Disasters & Accidents

La Palma awakes to silence as feisty volcano records lull in activity

Las Palmas de Gran Canaria, Spain, Dec 15 (EFE).- The Spanish island of La Palma, which has been in the midst of a feisty volcanic eruption for 88 days, awoke to silence Wednesday with experts recording no observable signs of volcanic activity.

“Good morning from a deeply calm Aridane Valley, without any observable eruption: no lavas, no pyroclasts or notable earthquakes, which is excellent news,” Volcanologist at the National Geographic Institute, Rubén López, tweeted at 6.46 am (GMT time).

The Volcanological Institute of the Canary Islands (Involcán) also announced that sulfur dioxide (SO2) emissions had plummeted to less than five tons per day, which is considered an “extremely low” quantity when compared to the several thousands of tons the Cumbre Vieja volcano had been spewing on a daily basis at the height of its activity.

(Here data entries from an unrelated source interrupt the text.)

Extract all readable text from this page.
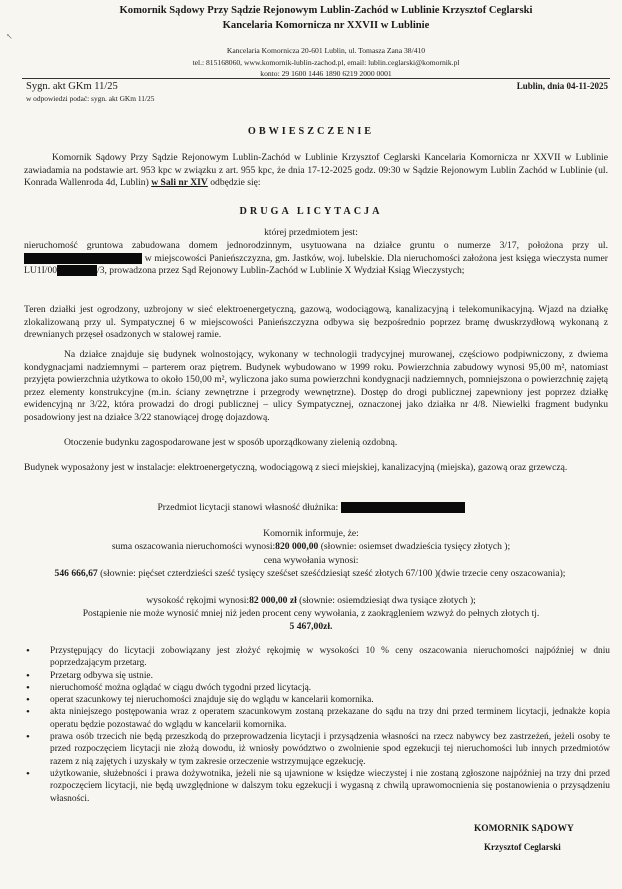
↖
Komornik Sądowy Przy Sądzie Rejonowym Lublin-Zachód w Lublinie Krzysztof Ceglarski
Kancelaria Komornicza nr XXVII w Lublinie
Kancelaria Komornicza 20-601 Lublin, ul. Tomasza Zana 38/410
tel.: 815168060, www.komornik-lublin-zachod.pl, email: lublin.ceglarski@komornik.pl
konto: 29 1600 1446 1890 6219 2000 0001
Sygn. akt GKm 11/25
w odpowiedzi podać: sygn. akt GKm 11/25
Lublin, dnia 04-11-2025
OBWIESZCZENIE
Komornik Sądowy Przy Sądzie Rejonowym Lublin-Zachód w Lublinie Krzysztof Ceglarski Kancelaria Komornicza nr XXVII w Lublinie zawiadamia na podstawie art. 953 kpc w związku z art. 955 kpc, że dnia 17-12-2025 godz. 09:30 w Sądzie Rejonowym Lublin Zachód w Lublinie (ul. Konrada Wallenroda 4d, Lublin) w Sali nr XIV odbędzie się:
DRUGA LICYTACJA
której przedmiotem jest:
nieruchomość gruntowa zabudowana domem jednorodzinnym, usytuowana na działce gruntu o numerze 3/17, położona przy ul.  w miejscowości Panieńszczyzna, gm. Jastków, woj. lubelskie. Dla nieruchomości założona jest księga wieczysta numer LU1I/00	/3, prowadzona przez Sąd Rejonowy Lublin-Zachód w Lublinie X Wydział Ksiąg Wieczystych;
Teren działki jest ogrodzony, uzbrojony w sieć elektroenergetyczną, gazową, wodociągową, kanalizacyjną i telekomunikacyjną. Wjazd na działkę zlokalizowaną przy ul. Sympatycznej 6 w miejscowości Panieńszczyzna odbywa się bezpośrednio poprzez bramę dwuskrzydłową wykonaną z drewnianych przęseł osadzonych w stalowej ramie.
Na działce znajduje się budynek wolnostojący, wykonany w technologii tradycyjnej murowanej, częściowo podpiwniczony, z dwiema kondygnacjami nadziemnymi – parterem oraz piętrem. Budynek wybudowano w 1999 roku. Powierzchnia zabudowy wynosi 95,00 m², natomiast przyjęta powierzchnia użytkowa to około 150,00 m², wyliczona jako suma powierzchni kondygnacji nadziemnych, pomniejszona o powierzchnię zajętą przez elementy konstrukcyjne (m.in. ściany zewnętrzne i przegrody wewnętrzne). Dostęp do drogi publicznej zapewniony jest poprzez działkę ewidencyjną nr 3/22, która prowadzi do drogi publicznej – ulicy Sympatycznej, oznaczonej jako działka nr 4/8. Niewielki fragment budynku posadowiony jest na działce 3/22 stanowiącej drogę dojazdową.
Otoczenie budynku zagospodarowane jest w sposób uporządkowany zielenią ozdobną.
Budynek wyposażony jest w instalacje: elektroenergetyczną, wodociągową z sieci miejskiej, kanalizacyjną (miejska), gazową oraz grzewczą.
Przedmiot licytacji stanowi własność dłużnika:
Komornik informuje, że:
suma oszacowania nieruchomości wynosi:820 000,00 (słownie: osiemset dwadzieścia tysięcy złotych );
cena wywołania wynosi:
546 666,67 (słownie: pięćset czterdzieści sześć tysięcy sześćset sześćdziesiąt sześć złotych 67/100 )(dwie trzecie ceny oszacowania);
wysokość rękojmi wynosi:82 000,00 zł (słownie: osiemdziesiąt dwa tysiące złotych );
Postąpienie nie może wynosić mniej niż jeden procent ceny wywołania, z zaokrągleniem wzwyż do pełnych złotych tj.
5 467,00zł.
• Przystępujący do licytacji zobowiązany jest złożyć rękojmię w wysokości 10 % ceny oszacowania nieruchomości najpóźniej w dniu poprzedzającym przetarg.
• Przetarg odbywa się ustnie.
• nieruchomość można oglądać w ciągu dwóch tygodni przed licytacją.
• operat szacunkowy tej nieruchomości znajduje się do wglądu w kancelarii komornika.
• akta niniejszego postępowania wraz z operatem szacunkowym zostaną przekazane do sądu na trzy dni przed terminem licytacji, jednakże kopia operatu będzie pozostawać do wglądu w kancelarii komornika.
• prawa osób trzecich nie będą przeszkodą do przeprowadzenia licytacji i przysądzenia własności na rzecz nabywcy bez zastrzeżeń, jeżeli osoby te przed rozpoczęciem licytacji nie złożą dowodu, iż wniosły powództwo o zwolnienie spod egzekucji tej nieruchomości lub innych przedmiotów razem z nią zajętych i uzyskały w tym zakresie orzeczenie wstrzymujące egzekucję.
• użytkowanie, służebności i prawa dożywotnika, jeżeli nie są ujawnione w księdze wieczystej i nie zostaną zgłoszone najpóźniej na trzy dni przed rozpoczęciem licytacji, nie będą uwzględnione w dalszym toku egzekucji i wygasną z chwilą uprawomocnienia się postanowienia o przysądzeniu własności.
KOMORNIK SĄDOWY
Krzysztof Ceglarski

Tremors, which occur due to the vibrations generated by the pressure of magma in the subsoil as it travels towards the surface, stopped at about 9:00 PM on Monday.

By Tuesday night, Involcán and the IGN confirmed no tremors had been recorded.

It is not the first time that volcanic indicators have stopped since Cumbre Vieja started its eruption on September 19, but previous hiatuses in the volcano’s activity had barely lasted a few hours and were followed by strombolian — explosive — reactivations and dense lava flows.

In the early hours of Monday, before tremors stopped, the volcano gushed enormous amounts of SO2 which hovered over the island in dangerous levels that were not dispersed owing to the  meteorological conditions.

For the first time since the volcano started its eruption some 33,000 residents of the Aridane Valley region were advised to shelter from the toxic gas and remain inside their homes for almost five hours.

The lockdown was lifted once air quality improved, but soon after the volcano engaged in a new round of explosive activity which lasted just over an hour. Large clouds of ash and lava bombs were expelled from the volcano’s cone, a spokesperson for Pevolca reported.

By 9PM Monday (8PM GMT), the volcano quietened.